Water, as we all know it, is life. No other substance is more essential to our existence. In the coming decades, water will become the defining crisis of the 21st century. You may have heard it said that “water is the new oil.” However, here in the United States, how we currently value water does not support that statement.
When we turn on our faucets here in America, water rushes out freely and immensely. In the span of just a few generations, Americans have become accustomed to having access to healthy, purified, nearly free water at the turn of a handle. While the water straight out of our tap is protected by the Safe Drinking Water Act, and through comprehensive codes and standards that have been stringently implemented, few Americans are even aware of these requirements and how they impact their lives. Compounded by the fact that our massive water and waste water infrastructures are for the most part buried and hidden from our view, our “water entitlement” has made it very difficult for us to understand the intricacies of this valuable resource.
This is not the case in countries such as India, where people have had to conserve and protect water their whole lives. Their industry and infrastructure may be “developing,” but in many ways they are miles ahead of many developed nations when it comes to valuing water conservation. While it’s true that we have much to offer countries like India as they work to provide access to safe water to their citizens, perhaps even more importantly, we can learn a lot from them.

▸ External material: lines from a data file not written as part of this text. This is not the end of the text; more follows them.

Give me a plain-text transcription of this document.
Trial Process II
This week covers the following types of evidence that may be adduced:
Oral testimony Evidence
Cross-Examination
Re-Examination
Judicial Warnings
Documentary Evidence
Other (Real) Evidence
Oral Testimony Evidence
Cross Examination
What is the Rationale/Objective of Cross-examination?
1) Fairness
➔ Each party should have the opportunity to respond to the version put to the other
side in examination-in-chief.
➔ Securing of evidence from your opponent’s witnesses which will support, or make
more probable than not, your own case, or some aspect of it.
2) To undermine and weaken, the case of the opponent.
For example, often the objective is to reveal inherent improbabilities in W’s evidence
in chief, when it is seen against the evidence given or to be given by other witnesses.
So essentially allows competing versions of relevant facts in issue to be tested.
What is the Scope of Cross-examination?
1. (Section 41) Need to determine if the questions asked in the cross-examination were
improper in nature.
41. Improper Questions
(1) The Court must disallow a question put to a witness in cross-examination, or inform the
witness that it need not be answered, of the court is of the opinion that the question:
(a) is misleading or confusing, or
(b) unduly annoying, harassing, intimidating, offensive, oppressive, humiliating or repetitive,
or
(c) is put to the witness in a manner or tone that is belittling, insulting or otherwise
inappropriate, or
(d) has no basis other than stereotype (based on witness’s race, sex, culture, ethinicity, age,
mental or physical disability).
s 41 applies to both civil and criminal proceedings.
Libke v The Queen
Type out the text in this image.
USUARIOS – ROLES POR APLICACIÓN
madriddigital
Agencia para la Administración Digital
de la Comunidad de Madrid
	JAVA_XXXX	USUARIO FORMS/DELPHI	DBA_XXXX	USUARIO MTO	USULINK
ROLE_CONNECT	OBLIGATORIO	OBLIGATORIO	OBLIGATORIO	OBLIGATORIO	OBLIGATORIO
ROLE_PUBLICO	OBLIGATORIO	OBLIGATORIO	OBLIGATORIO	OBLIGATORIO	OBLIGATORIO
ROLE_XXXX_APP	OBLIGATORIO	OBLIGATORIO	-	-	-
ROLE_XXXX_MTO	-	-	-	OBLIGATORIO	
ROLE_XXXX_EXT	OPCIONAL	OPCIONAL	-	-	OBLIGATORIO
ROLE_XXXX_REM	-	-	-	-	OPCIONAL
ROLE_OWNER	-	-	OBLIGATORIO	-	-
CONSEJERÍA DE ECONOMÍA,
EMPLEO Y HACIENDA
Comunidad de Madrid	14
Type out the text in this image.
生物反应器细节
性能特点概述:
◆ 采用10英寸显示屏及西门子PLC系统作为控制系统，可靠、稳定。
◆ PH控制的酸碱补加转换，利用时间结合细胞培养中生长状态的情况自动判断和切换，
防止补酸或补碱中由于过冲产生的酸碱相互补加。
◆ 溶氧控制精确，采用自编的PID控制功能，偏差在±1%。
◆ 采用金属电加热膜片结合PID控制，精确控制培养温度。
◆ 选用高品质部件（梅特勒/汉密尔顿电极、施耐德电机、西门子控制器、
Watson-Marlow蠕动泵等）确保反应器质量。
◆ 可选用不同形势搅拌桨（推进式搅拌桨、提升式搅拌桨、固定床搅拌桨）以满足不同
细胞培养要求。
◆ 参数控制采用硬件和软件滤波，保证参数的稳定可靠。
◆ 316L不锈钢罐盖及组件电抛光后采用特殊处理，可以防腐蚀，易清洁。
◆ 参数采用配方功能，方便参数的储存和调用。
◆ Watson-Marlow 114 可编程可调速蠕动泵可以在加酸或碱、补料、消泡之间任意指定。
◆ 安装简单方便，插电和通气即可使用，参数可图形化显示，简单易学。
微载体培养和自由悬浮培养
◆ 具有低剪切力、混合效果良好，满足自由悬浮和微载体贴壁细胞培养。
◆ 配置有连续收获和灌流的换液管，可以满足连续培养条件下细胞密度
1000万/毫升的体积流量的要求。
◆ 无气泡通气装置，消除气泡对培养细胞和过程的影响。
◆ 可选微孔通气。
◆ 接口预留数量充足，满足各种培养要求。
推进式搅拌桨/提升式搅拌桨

Water conservation, in regard to policies, technologies, and behaviors, differs greatly from country to country. Because it is so strongly intertwined with religion and culture, each country and its inhabitants have a unique way of caring for and conserving water. For centuries, people in India have had to make use of what little water is available to them. This practice has resulted in the early adoption of techniques like rainwater harvesting: something that has recently become an emerging conservation practice here in the U.S., but is already an old tradition in India. Rainwater harvesting is required by government mandate in many states across India. However, through a recent informal poll of my peers here in the U.S., I found only two out of five people know what the term means.
The value and usage of water from country to country is invariably tied to its availability and to management of available resources. According to “The Atlas of Water,” 282 liters of water a day are used per person domestically in Australia, compared to just 13 liters in Ethiopia. Americans average far worse at more than 600 liters per day.
The interesting international perspective here is that, when it comes to progressing in water policy, a two-way street exists between countries like the U.S. and India. Clearly, the U.S. has a great deal to learn from India in terms of how we value water through our behaviors and concepts. India also has a lot to learn from us with regard to how they can utilize the experts within their country to better manage their water supply and ensure that the water delivered is safe. With this, the plumbing industry can be champions of water conservation both at home and abroad.
As we look toward the future and the undeniable scarcity of fresh water on this planet, we need to take a much closer look at our role in how we see water, and how we in the plumbing industry, as deliverers of safe water, can make a major impact. The implementation of proper codes and standards in developing countries is just as crucial as it is defining the industry itself.
Currently, the word ‘plumber’ has little resonance in India. A plumber is simply a laborer who holds a wrench with no formal training. However, that’s beginning to change. To date, thousands of trainees have benefitted from IAPMO’s educational initiatives in India, and the landscape is beginning to be filled with trained and certified plumbers. The Indian government has also begun to set aside funds to train skilled plumbers through sector skill councils. There will be a major upswing within the plumbing industry in the coming decade, as the leaders in this field within these countries take charge to ensure that the beauty of water value and behavior is coupled with technology and practices that are on par with the global community. The end result will be a proud workforce that understands the important role they play in their country’s future.
There are many ways that plumbing industry experts can continue to make a major impact on the management of the water supply. The World Summit on Sustainable Development has established a goal to provide clean water to at least half of the billion people who currently lack it by 2015. As author Fred Pearce points out in the book, “When the Rivers Run Dry,” that would require making new water connections for 125,000 people every day. To make sure the water is there, and continues to be there for these connections to work, proper water management and skilled trades people are of the utmost importance.
In the short few years that I’ve traveled and worked in India, I have been made profoundly aware of the important role the plumbing industry will play in managing and sustaining our supplies of fresh water, the world’s most amazing gift. It has also occurred to me that while we are supplying India with desperately needed technical skills and information, I have learned an amazing lesson about the real value of water simply by being among the wonderful Indian people. And I ask myself: Who is really learning the more important lesson?
Megan Lehtonen is the director of business development for The IAPMO Group, currently overseeing the India and Australia offices. IAPMO continues to lead the effort in water and energy conservation practices on a global level, while protecting health and safety through effective plumbing codes and standards. Prior to joining IAPMO, Megan served as president of management company Onni Inc. for 10 years, including the formation of GreenPlumbers USA in 2007. She was presented with an outstanding achievement award by the Environmental Protection Agency in March 2009 for GreenPlumbers’ contribution to environmental education.